Outside the corridors of power many others have predicted that
the project will cause more traffic jams and further
environmental damage. The first casualties of the project will
be, of course, private cars. And the congestion will remain. So
where is the wisdom?
And the construction of more pedestrian bridges? Everyone
knows that Jakartans are very reluctant to use these facilities,
and will only do so if forced. They prefer to cross the busy and
dangerous roads. We would envisage that the new bridges along the
busway will serve partly as decoration. Unlike Singaporeans or
Malaysians, it will take at least two more generations before our
nation makes its people respect the rules. Building iron fences
in the middle of the road will serve no purpose, because
pedestrians have a particular talent for tearing them down.

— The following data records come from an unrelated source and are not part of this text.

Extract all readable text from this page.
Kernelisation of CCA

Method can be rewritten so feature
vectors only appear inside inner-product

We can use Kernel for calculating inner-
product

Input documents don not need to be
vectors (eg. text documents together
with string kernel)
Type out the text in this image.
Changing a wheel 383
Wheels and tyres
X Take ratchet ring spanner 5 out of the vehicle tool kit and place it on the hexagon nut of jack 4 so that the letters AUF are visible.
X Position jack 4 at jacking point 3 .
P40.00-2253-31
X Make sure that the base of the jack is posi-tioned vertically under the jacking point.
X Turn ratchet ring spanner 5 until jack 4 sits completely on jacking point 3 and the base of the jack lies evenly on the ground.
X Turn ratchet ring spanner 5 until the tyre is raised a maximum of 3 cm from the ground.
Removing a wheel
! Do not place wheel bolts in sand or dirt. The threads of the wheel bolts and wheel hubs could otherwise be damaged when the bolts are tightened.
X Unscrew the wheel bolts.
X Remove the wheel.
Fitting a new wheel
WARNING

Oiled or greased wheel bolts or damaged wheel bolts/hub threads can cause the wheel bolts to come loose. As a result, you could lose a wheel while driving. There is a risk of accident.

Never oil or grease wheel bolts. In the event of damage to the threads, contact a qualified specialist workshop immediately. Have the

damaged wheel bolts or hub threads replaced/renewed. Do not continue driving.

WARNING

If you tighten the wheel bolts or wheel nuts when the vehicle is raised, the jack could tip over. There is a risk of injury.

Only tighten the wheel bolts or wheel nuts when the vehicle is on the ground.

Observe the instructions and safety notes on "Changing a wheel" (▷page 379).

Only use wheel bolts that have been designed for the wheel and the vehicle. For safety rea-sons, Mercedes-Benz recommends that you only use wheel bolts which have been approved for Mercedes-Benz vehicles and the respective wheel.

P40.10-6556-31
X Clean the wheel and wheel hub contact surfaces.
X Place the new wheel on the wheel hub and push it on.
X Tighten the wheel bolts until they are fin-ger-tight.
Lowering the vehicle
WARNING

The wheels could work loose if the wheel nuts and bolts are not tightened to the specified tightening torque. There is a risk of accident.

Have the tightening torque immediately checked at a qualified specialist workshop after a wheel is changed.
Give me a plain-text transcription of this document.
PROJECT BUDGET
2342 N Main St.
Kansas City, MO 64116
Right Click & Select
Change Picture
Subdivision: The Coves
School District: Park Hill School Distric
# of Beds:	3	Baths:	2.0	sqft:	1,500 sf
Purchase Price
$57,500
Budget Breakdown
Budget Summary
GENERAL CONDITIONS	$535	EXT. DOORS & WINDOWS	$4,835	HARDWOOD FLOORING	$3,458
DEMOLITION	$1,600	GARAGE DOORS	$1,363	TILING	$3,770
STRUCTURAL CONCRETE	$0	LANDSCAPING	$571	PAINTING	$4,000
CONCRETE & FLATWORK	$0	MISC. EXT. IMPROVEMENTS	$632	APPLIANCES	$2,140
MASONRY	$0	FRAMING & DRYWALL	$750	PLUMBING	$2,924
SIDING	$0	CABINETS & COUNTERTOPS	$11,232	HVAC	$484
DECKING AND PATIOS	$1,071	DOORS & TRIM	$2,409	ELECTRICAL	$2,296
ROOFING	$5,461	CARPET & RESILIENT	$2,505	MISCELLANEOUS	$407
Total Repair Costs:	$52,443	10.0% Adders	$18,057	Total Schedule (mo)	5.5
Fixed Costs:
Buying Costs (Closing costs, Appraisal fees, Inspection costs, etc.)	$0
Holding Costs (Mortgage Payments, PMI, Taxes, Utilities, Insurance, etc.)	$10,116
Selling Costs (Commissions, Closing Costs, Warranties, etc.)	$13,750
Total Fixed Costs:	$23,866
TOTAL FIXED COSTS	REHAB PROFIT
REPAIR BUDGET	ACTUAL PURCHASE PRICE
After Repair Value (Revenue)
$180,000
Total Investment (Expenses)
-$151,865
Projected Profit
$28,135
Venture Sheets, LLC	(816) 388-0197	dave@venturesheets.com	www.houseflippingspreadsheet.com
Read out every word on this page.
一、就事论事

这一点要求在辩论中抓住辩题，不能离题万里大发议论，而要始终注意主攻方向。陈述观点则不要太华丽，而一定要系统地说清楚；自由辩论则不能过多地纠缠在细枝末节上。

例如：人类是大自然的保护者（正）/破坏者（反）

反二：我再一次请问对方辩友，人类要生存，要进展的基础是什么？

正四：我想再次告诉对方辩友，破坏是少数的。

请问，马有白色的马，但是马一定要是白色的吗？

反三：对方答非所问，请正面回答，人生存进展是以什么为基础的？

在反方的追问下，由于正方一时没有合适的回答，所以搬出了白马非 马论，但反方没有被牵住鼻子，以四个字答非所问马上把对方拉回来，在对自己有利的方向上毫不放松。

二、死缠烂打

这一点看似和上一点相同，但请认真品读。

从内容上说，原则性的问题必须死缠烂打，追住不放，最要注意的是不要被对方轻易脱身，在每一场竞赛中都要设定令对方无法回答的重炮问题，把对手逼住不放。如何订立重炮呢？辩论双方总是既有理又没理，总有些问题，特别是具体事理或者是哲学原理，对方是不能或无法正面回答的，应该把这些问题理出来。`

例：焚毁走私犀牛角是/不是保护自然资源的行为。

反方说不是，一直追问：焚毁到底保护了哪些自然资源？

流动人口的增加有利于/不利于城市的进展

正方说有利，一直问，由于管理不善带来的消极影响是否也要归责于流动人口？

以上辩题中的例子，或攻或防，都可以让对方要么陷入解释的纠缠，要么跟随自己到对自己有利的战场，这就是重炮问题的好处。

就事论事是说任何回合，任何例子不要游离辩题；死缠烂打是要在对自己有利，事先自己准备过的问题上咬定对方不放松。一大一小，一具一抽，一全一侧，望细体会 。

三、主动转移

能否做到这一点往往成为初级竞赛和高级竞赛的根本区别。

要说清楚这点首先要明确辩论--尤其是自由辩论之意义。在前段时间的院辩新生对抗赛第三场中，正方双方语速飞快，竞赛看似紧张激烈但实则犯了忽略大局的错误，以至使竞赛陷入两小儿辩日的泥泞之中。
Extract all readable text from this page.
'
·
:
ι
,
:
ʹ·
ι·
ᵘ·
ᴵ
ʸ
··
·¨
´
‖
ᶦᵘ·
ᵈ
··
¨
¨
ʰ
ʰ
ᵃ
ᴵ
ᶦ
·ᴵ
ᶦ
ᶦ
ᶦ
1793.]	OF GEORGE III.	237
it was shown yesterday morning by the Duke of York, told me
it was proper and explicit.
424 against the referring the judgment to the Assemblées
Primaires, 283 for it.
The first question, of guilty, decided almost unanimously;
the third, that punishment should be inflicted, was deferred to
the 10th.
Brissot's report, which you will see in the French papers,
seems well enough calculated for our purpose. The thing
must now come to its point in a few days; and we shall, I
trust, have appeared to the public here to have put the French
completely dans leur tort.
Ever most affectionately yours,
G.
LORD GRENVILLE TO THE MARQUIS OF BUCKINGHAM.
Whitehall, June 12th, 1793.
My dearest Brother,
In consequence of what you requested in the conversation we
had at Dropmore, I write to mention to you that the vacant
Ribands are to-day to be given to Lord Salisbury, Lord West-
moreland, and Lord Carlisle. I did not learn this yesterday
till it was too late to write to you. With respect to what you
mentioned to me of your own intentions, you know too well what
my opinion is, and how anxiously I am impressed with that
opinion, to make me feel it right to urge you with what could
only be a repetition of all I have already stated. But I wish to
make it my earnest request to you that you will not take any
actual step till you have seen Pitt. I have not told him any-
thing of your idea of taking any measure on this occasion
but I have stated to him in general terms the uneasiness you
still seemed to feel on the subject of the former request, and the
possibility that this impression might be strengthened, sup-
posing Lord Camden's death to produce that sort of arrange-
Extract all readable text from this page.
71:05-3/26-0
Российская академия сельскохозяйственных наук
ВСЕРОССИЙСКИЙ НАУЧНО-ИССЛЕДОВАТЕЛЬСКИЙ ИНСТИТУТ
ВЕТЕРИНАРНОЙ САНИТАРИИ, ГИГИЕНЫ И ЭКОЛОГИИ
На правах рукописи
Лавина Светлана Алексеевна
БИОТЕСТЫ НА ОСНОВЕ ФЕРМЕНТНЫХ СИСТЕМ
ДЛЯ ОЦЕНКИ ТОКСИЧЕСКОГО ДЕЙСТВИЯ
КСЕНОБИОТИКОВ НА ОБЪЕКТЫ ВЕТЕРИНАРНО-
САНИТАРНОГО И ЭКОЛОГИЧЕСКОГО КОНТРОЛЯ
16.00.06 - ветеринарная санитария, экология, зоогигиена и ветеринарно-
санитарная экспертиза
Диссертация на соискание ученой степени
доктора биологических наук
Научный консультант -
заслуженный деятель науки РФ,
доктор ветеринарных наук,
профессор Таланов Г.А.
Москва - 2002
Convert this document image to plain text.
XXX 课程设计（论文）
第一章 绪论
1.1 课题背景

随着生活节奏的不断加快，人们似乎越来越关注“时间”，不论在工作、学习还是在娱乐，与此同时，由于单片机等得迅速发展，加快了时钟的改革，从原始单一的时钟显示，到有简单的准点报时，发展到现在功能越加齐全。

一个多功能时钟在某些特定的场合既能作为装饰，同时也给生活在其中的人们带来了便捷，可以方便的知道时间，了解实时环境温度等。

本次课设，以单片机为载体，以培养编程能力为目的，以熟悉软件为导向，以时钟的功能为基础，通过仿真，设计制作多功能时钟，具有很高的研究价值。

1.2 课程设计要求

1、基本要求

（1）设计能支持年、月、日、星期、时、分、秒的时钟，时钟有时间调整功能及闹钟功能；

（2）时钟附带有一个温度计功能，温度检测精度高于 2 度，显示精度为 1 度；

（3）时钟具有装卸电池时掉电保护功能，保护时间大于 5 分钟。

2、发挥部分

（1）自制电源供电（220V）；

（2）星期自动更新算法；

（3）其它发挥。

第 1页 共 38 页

The debate reminds us that Jakarta's real problem is its
status as an overpopulated metropolis full of poor people with
low levels of discipline. There are also too many rotten city
buses and private cars. And arrogant land transportation
officials. In most cases, the officials have been too
supercilious to retreat from the failures of their trial and
error experiments. The three-in-one traffic system along Jl.
Jendral Sudirman -- introduced many years ago -- has long been a
shameful exercise, in which poor young boys join others in
flagrantly flouting the rules. This disgrace has lately been
combined with the failure of the newly-introduced one-way traffic
system from Jl. Sultan Iskandar Muda and Jl. Bintaro Jaya in
South Jakarta, which has almost totally failed. All that remains
there now is the indifference of its architect.
Returning to the new plan to ease congestion along the city's
main north-south thoroughfare, we regret to say that it looks
like an example of development through cannibalism. Overhauling
and reconstructing the expensive thoroughfares, built at the cost
of billion of rupiahs, and cutting down trees that were planted
"with blood and sweat", even though the benefits remain
questionable, is a show of recklessness.
And the planned procurement of some 50 air-conditioned buses,
the operation of which will be later auctioned off to private
concerns, reeks of corruption, collusion and nepotism and will
surely provoke public suspicions, in the absence of effective
supervision in the bureaucracy.
So, it would be wise for the city authorities to abort the plan
because it will only benefit a few people to the cost of many.